Indonesia elections: Time to recommit to human rights
Indonesia’s next government must put human rights at the center of its policies after the serious abuses that have marred the country in recent years, Amnesty International said ahead of polling day on 17 April.
With nearly 200 million registered voters expected to cast their ballots in Indonesia’s general elections, Amnesty International have published a Human Rights Agenda targeting 7,968 parliamentary candidates and the two presidential candidates.
“Our agenda puts forward a concrete action plan that the next government and parliament must deliver to improve the human rights situation in Indonesia, after the deteriorating environment experienced by so many people in the past four and half years – especially minorities and other marginalized groups,” said Usman Hamid, Amnesty International Indonesia’s Executive Director. “The next government has an opportunity to turn the tide and prevent Indonesia from squandering the vital human rights progress made since 1998.”
Indonesia has experienced a severe deterioration in the human rights environment in recent years. These include a rise in targeted attacks against religious minorities, including arson of places of worship and homes by mobs, in some cases resulting in the forced eviction of communities.
Since early 2016, there have been more orchestrated and persistent acts of intimidation, discrimination and marginalization against LGBTI people – including public shamings by security forces and threatening comments levelled at LGBTI individuals made by public officials.
The agenda outlines nine top human rights issues for all candidates to prioritize, including protecting the rights to freedom of expression, thought, conscience, religion and belief; accountability for past human rights violations and abuses by security forces; women and girls’ rights; the human rights situation in Papua; accountability for human rights abuses by companies in the palm oil sector; abolishing the death penalty; and protecting LGBTI individuals’ rights.
These priority areas are not an exhaustive list of Amnesty International's concerns in Indonesia. They draw upon Amnesty International’s ongoing research in the country and daily contact with local and international non-governmental organizations, victims of human rights abuses and their families, lawyers, government officials, journalists and others.
“Crucially, the new government and parliament must do more to uphold and protect the rights to freedom of expression, to strengthen the civic space where human rights defenders carry out their life-saving work,” said Usman Hamid. “To do so, authorities must urgently review laws frequently used to silence freedom of expression, including defamation articles in the Criminal Code, as well as other legal provisions used to quash legitimate and peaceful political expressions”
In October 2018, for example, environmental activist Heri Budiawan was sentenced to four years’ imprisonment by the Supreme Court for violating Article 107a of the Indonesian Criminal Code on “crimes against state security” for displaying during a protest the hammer and sickle symbol of communism, which he denies.

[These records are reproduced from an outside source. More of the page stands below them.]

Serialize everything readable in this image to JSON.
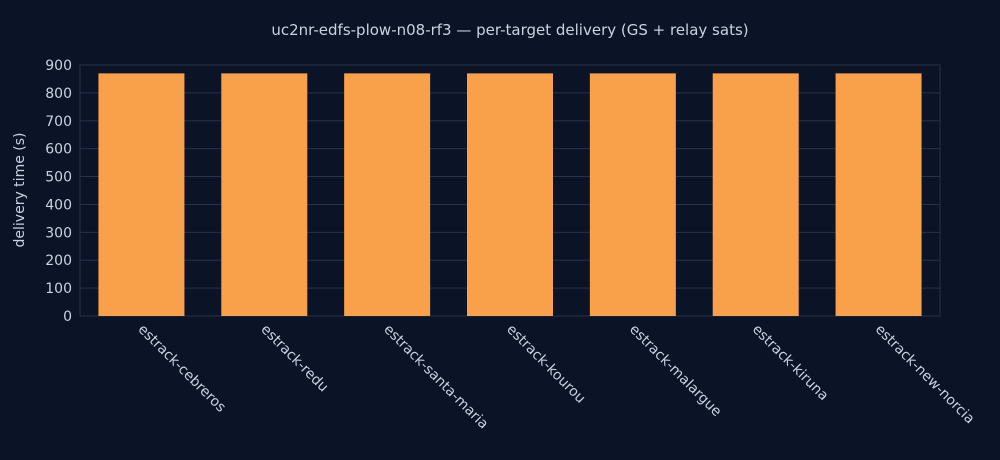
{
  "chart_data": {
    "type": "bar",
    "title": "uc2nr-edfs-plow-n08-rf3 — per-target delivery (GS + relay sats)",
    "y_label": "delivery time (s)",
    "categories": [
      "estrack-cebreros",
      "estrack-redu",
      "estrack-santa-maria",
      "estrack-kourou",
      "estrack-malargue",
      "estrack-kiruna",
      "estrack-new-norcia"
    ],
    "values": [
      870,
      870,
      870,
      870,
      870,
      870,
      870
    ],
    "color": "#f9a04a",
    "ylim": [
      0,
      900
    ],
    "yticks": [
      0,
      100,
      200,
      300,
      400,
      500,
      600,
      700,
      800,
      900
    ],
    "grid": true
  }
}
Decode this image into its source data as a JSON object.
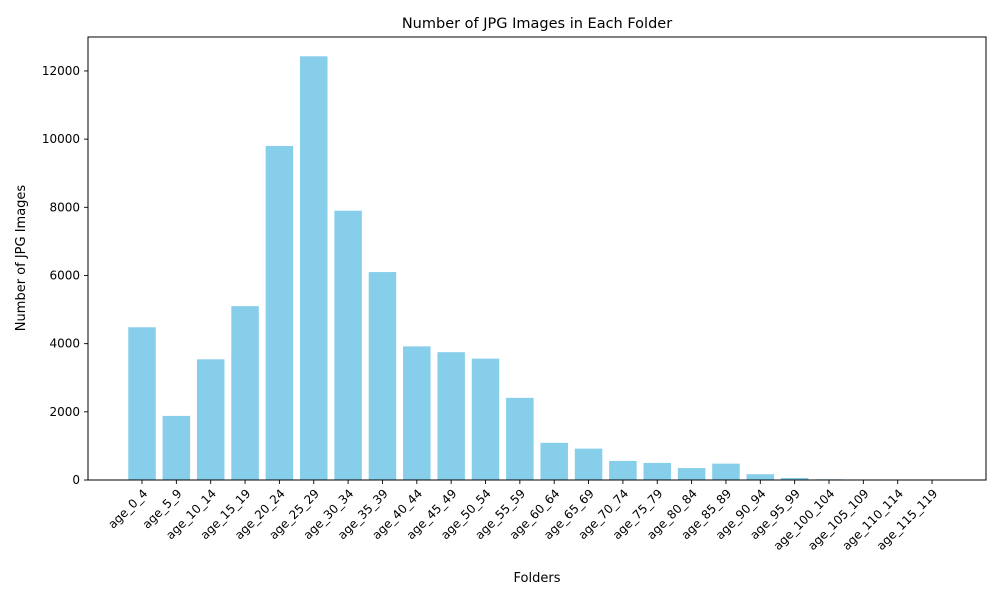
{
  "chart_data": {
    "type": "bar",
    "title": "Number of JPG Images in Each Folder",
    "xlabel": "Folders",
    "ylabel": "Number of JPG Images",
    "categories": [
      "age_0_4",
      "age_5_9",
      "age_10_14",
      "age_15_19",
      "age_20_24",
      "age_25_29",
      "age_30_34",
      "age_35_39",
      "age_40_44",
      "age_45_49",
      "age_50_54",
      "age_55_59",
      "age_60_64",
      "age_65_69",
      "age_70_74",
      "age_75_79",
      "age_80_84",
      "age_85_89",
      "age_90_94",
      "age_95_99",
      "age_100_104",
      "age_105_109",
      "age_110_114",
      "age_115_119"
    ],
    "values": [
      4480,
      1880,
      3540,
      5100,
      9800,
      12430,
      7900,
      6100,
      3920,
      3750,
      3560,
      2410,
      1090,
      920,
      560,
      500,
      350,
      480,
      170,
      60,
      20,
      5,
      3,
      2
    ],
    "ylim": [
      0,
      12996
    ],
    "yticks": [
      0,
      2000,
      4000,
      6000,
      8000,
      10000,
      12000
    ],
    "bar_color": "#87CEEB",
    "grid": false,
    "legend": false
  }
}
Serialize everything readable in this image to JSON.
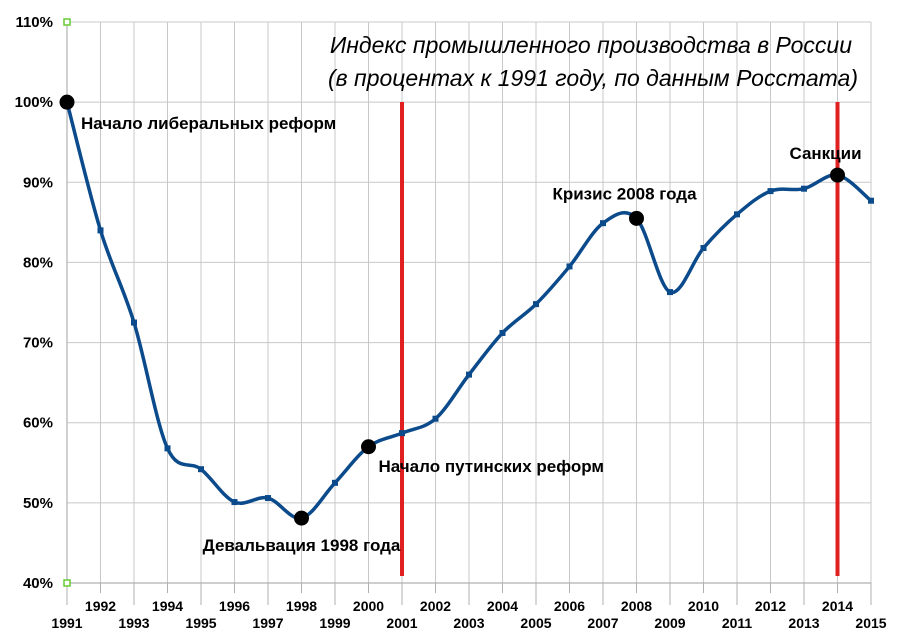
{
  "chart_data": {
    "type": "line",
    "title": "Индекс промышленного производства в России",
    "subtitle": "(в процентах к 1991 году, по данным Росстата)",
    "xlabel": "",
    "ylabel": "",
    "x": [
      1991,
      1992,
      1993,
      1994,
      1995,
      1996,
      1997,
      1998,
      1999,
      2000,
      2001,
      2002,
      2003,
      2004,
      2005,
      2006,
      2007,
      2008,
      2009,
      2010,
      2011,
      2012,
      2013,
      2014,
      2015
    ],
    "values": [
      100,
      84,
      72.5,
      56.8,
      54.2,
      50.1,
      50.6,
      48.1,
      52.5,
      57.0,
      58.7,
      60.5,
      66.0,
      71.2,
      74.8,
      79.5,
      84.9,
      85.5,
      76.3,
      81.8,
      86.0,
      88.9,
      89.2,
      90.9,
      87.7
    ],
    "ylim": [
      40,
      110
    ],
    "yticks": [
      "40%",
      "50%",
      "60%",
      "70%",
      "80%",
      "90%",
      "100%",
      "110%"
    ],
    "xticks": [
      "1991",
      "1992",
      "1993",
      "1994",
      "1995",
      "1996",
      "1997",
      "1998",
      "1999",
      "2000",
      "2001",
      "2002",
      "2003",
      "2004",
      "2005",
      "2006",
      "2007",
      "2008",
      "2009",
      "2010",
      "2011",
      "2012",
      "2013",
      "2014",
      "2015"
    ],
    "grid": true,
    "legend": "none",
    "line_color": "#0b4a8b",
    "marker_color": "#000000",
    "vline_color": "#e02020",
    "vlines": [
      2001,
      2014
    ],
    "annotations": [
      {
        "year": 1991,
        "value": 100,
        "text": "Начало либеральных реформ"
      },
      {
        "year": 1998,
        "value": 48.1,
        "text": "Девальвация 1998 года"
      },
      {
        "year": 2000,
        "value": 57.0,
        "text": "Начало путинских реформ"
      },
      {
        "year": 2008,
        "value": 85.5,
        "text": "Кризис 2008 года"
      },
      {
        "year": 2014,
        "value": 90.9,
        "text": "Санкции"
      }
    ]
  }
}
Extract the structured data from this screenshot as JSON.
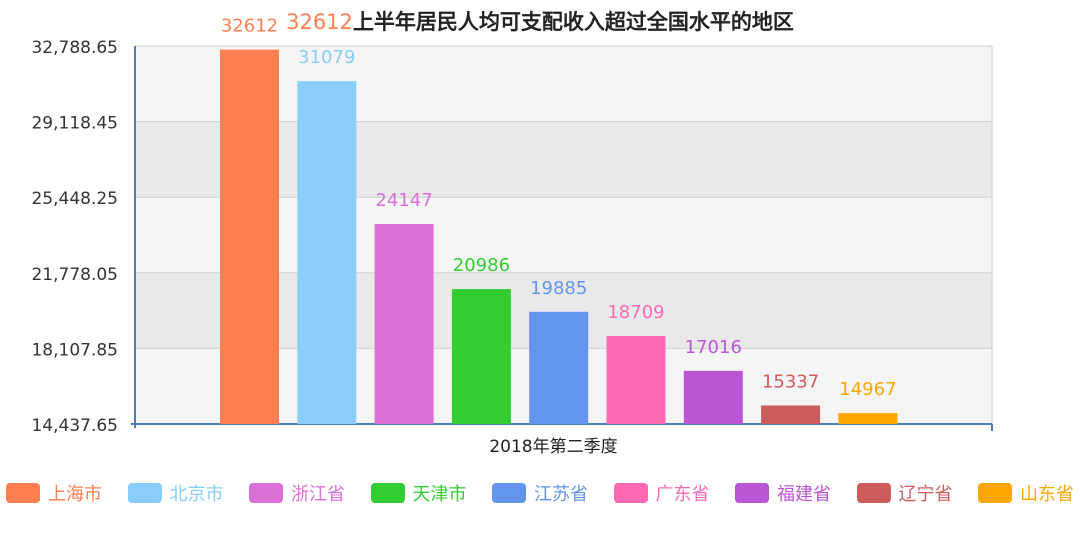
{
  "chart_data": {
    "type": "bar",
    "title_prefix": "32612",
    "title": "上半年居民人均可支配收入超过全国水平的地区",
    "xlabel": "2018年第二季度",
    "ylabel": "",
    "ylim": [
      14437.65,
      32788.65
    ],
    "yticks": [
      "14,437.65",
      "18,107.85",
      "21,778.05",
      "25,448.25",
      "29,118.45",
      "32,788.65"
    ],
    "grid": true,
    "legend_position": "bottom",
    "series": [
      {
        "name": "上海市",
        "value": 32612,
        "label": "32612",
        "color": "#ff7f50"
      },
      {
        "name": "北京市",
        "value": 31079,
        "label": "31079",
        "color": "#87cefa"
      },
      {
        "name": "浙江省",
        "value": 24147,
        "label": "24147",
        "color": "#da70d6"
      },
      {
        "name": "天津市",
        "value": 20986,
        "label": "20986",
        "color": "#32cd32"
      },
      {
        "name": "江苏省",
        "value": 19885,
        "label": "19885",
        "color": "#6495ed"
      },
      {
        "name": "广东省",
        "value": 18709,
        "label": "18709",
        "color": "#ff69b4"
      },
      {
        "name": "福建省",
        "value": 17016,
        "label": "17016",
        "color": "#ba55d3"
      },
      {
        "name": "辽宁省",
        "value": 15337,
        "label": "15337",
        "color": "#cd5c5c"
      },
      {
        "name": "山东省",
        "value": 14967,
        "label": "14967",
        "color": "#ffa500"
      }
    ]
  }
}
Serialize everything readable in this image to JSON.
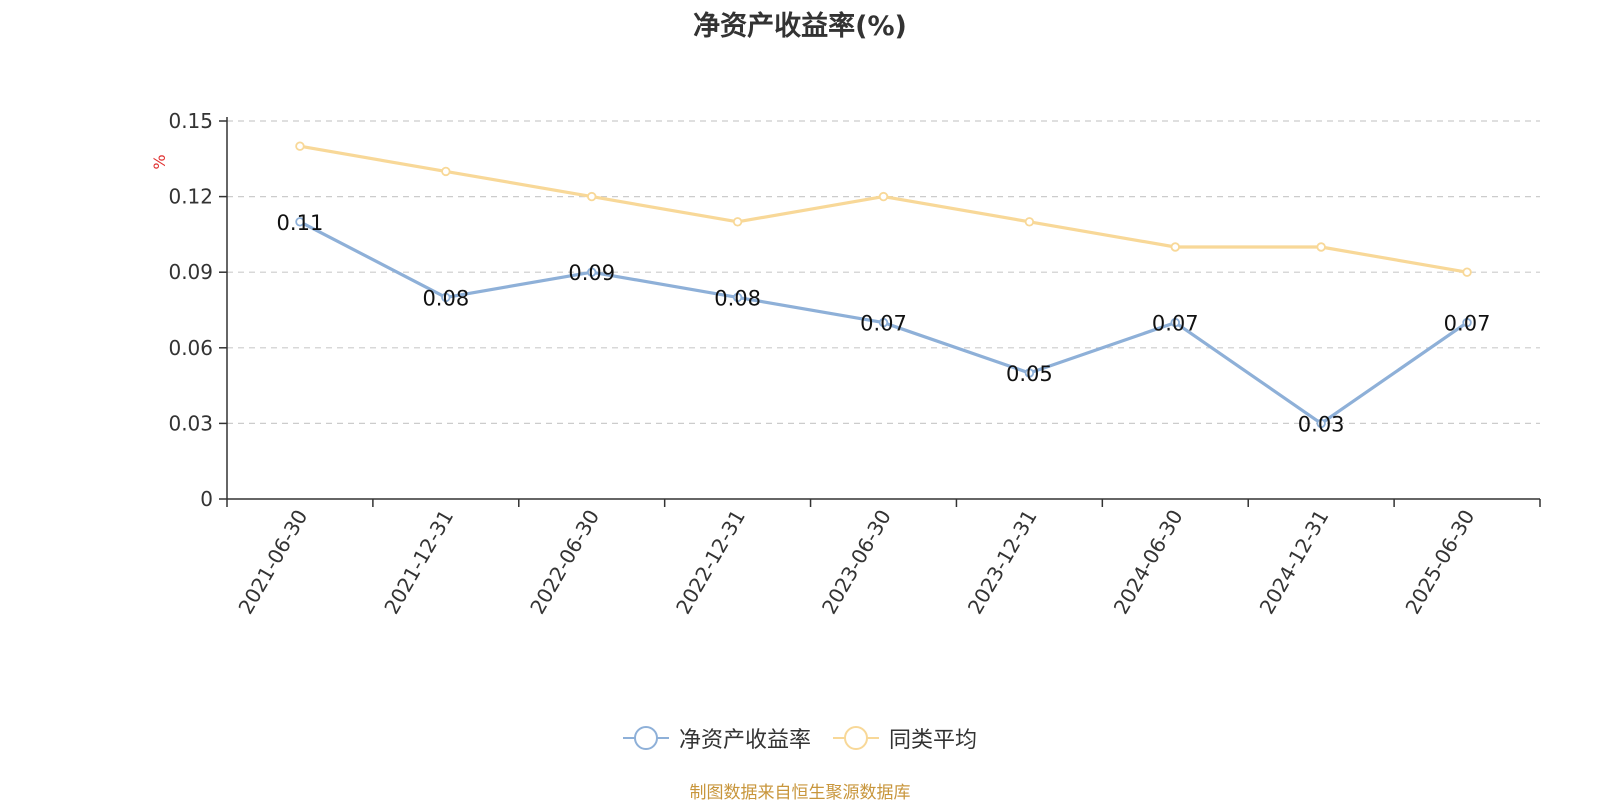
{
  "title": "净资产收益率(%)",
  "source": "制图数据来自恒生聚源数据库",
  "chart_data": {
    "type": "line",
    "title": "净资产收益率(%)",
    "ylabel": "%",
    "ylim": [
      0,
      0.15
    ],
    "yticks": [
      0,
      0.03,
      0.06,
      0.09,
      0.12,
      0.15
    ],
    "ytick_labels": [
      "0",
      "0.03",
      "0.06",
      "0.09",
      "0.12",
      "0.15"
    ],
    "categories": [
      "2021-06-30",
      "2021-12-31",
      "2022-06-30",
      "2022-12-31",
      "2023-06-30",
      "2023-12-31",
      "2024-06-30",
      "2024-12-31",
      "2025-06-30"
    ],
    "grid": true,
    "legend_position": "bottom-center",
    "series": [
      {
        "name": "净资产收益率",
        "color": "#8eb0d8",
        "values": [
          0.11,
          0.08,
          0.09,
          0.08,
          0.07,
          0.05,
          0.07,
          0.03,
          0.07
        ],
        "data_labels": [
          "0.11",
          "0.08",
          "0.09",
          "0.08",
          "0.07",
          "0.05",
          "0.07",
          "0.03",
          "0.07"
        ]
      },
      {
        "name": "同类平均",
        "color": "#f8d898",
        "values": [
          0.14,
          0.13,
          0.12,
          0.11,
          0.12,
          0.11,
          0.1,
          0.1,
          0.09
        ]
      }
    ]
  },
  "colors": {
    "unit_label": "#e03030",
    "axis": "#333333",
    "grid": "#cccccc",
    "source": "#c8963c"
  }
}
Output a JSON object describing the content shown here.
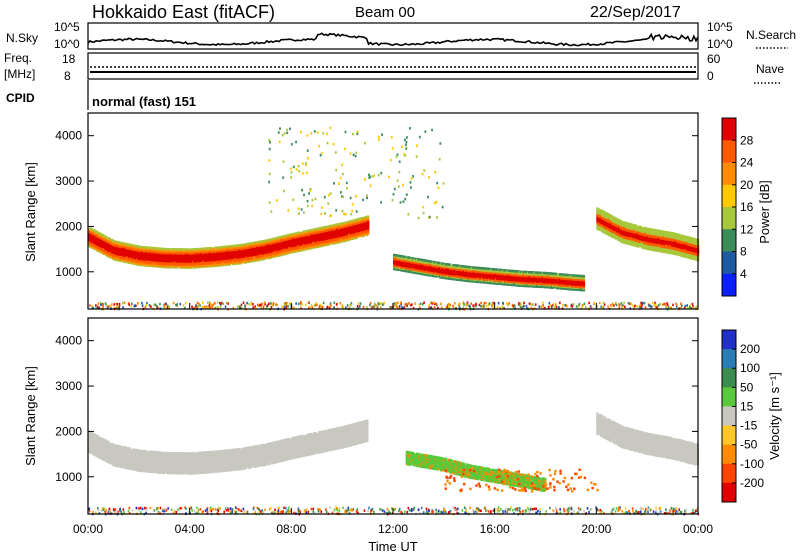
{
  "header": {
    "radar": "Hokkaido East (fitACF)",
    "beam": "Beam 00",
    "date": "22/Sep/2017"
  },
  "nsky": {
    "label": "N.Sky",
    "right_label": "N.Search",
    "ticks_left": [
      "10^5",
      "10^0"
    ],
    "ticks_right": [
      "10^5",
      "10^0"
    ]
  },
  "freq": {
    "label_line1": "Freq.",
    "label_line2": "[MHz]",
    "ticks_left": [
      "18",
      "8"
    ],
    "ticks_right": [
      "60",
      "0"
    ],
    "right_label": "Nave"
  },
  "cpid": {
    "label": "CPID",
    "text": "normal (fast) 151"
  },
  "x_axis": {
    "label": "Time UT",
    "ticks": [
      "00:00",
      "04:00",
      "08:00",
      "12:00",
      "16:00",
      "20:00",
      "00:00"
    ]
  },
  "power_panel": {
    "ylabel": "Slant Range [km]",
    "yticks": [
      "4000",
      "3000",
      "2000",
      "1000"
    ],
    "colorbar_label": "Power [dB]",
    "colorbar_ticks": [
      "28",
      "24",
      "20",
      "16",
      "12",
      "8",
      "4"
    ],
    "colorbar_colors": [
      "#e00000",
      "#ff5a00",
      "#ff8c00",
      "#ffc800",
      "#a8c83c",
      "#3c8c5a",
      "#1e5aa0",
      "#0a1eff"
    ]
  },
  "velocity_panel": {
    "ylabel": "Slant Range [km]",
    "yticks": [
      "4000",
      "3000",
      "2000",
      "1000"
    ],
    "colorbar_label": "Velocity [m s⁻¹]",
    "colorbar_ticks": [
      "200",
      "100",
      "50",
      "15",
      "-15",
      "-50",
      "-100",
      "-200"
    ],
    "colorbar_colors": [
      "#2030c8",
      "#2c7cb4",
      "#3c8c50",
      "#5ac83c",
      "#c8c8c0",
      "#ffc828",
      "#ff8c00",
      "#ff4600",
      "#e00000"
    ]
  },
  "chart_data": {
    "type": "heatmap",
    "title": "Hokkaido East (fitACF)",
    "xlabel": "Time UT",
    "ylabel": "Slant Range [km]",
    "x_range_hours": [
      0,
      24
    ],
    "y_range_km": [
      180,
      4500
    ],
    "x_ticks": [
      "00:00",
      "04:00",
      "08:00",
      "12:00",
      "16:00",
      "20:00",
      "00:00"
    ],
    "y_ticks": [
      1000,
      2000,
      3000,
      4000
    ],
    "power_band": {
      "hours": [
        0,
        1,
        2,
        3,
        4,
        5,
        6,
        7,
        8,
        9,
        10,
        11
      ],
      "range_km": [
        1800,
        1500,
        1380,
        1330,
        1320,
        1360,
        1420,
        1520,
        1660,
        1780,
        1900,
        2050
      ]
    },
    "power_band_late": {
      "hours": [
        12,
        13,
        14,
        15,
        16,
        17,
        18,
        19,
        19.5
      ],
      "range_km": [
        1250,
        1150,
        1050,
        980,
        930,
        880,
        850,
        800,
        780
      ]
    },
    "power_band_evening": {
      "hours": [
        20,
        21,
        22,
        23,
        24
      ],
      "range_km": [
        2200,
        1900,
        1750,
        1650,
        1500
      ]
    },
    "velocity_band": {
      "hours": [
        12.5,
        14,
        15,
        16,
        17,
        18
      ],
      "range_km": [
        1450,
        1300,
        1150,
        1050,
        950,
        850
      ],
      "velocity_ms": [
        30,
        25,
        30,
        25,
        20,
        10
      ]
    },
    "nsky_scale": [
      "10^0",
      "10^5"
    ],
    "freq_range_mhz": [
      8,
      18
    ],
    "nave_range": [
      0,
      60
    ]
  }
}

In recent years, Amnesty International has documented several cases of intimidation, attacks and unjust prosecution against human rights defenders for their legitimate work. These include the acid attack against Novel Baswedan, a prominent investigator for the independent state anti-corruption commission (Corruption Eradication Commission, or KPK). After two years of investigation, the police have not identified any suspected perpetrators.
“Human rights have faced countless attacks and setbacks in the past four and a half years, and so many Indonesians have needlessly suffered. Now is the time to bring the decline to a halt and embark on a new beginning for human rights,” Usman Hamid said.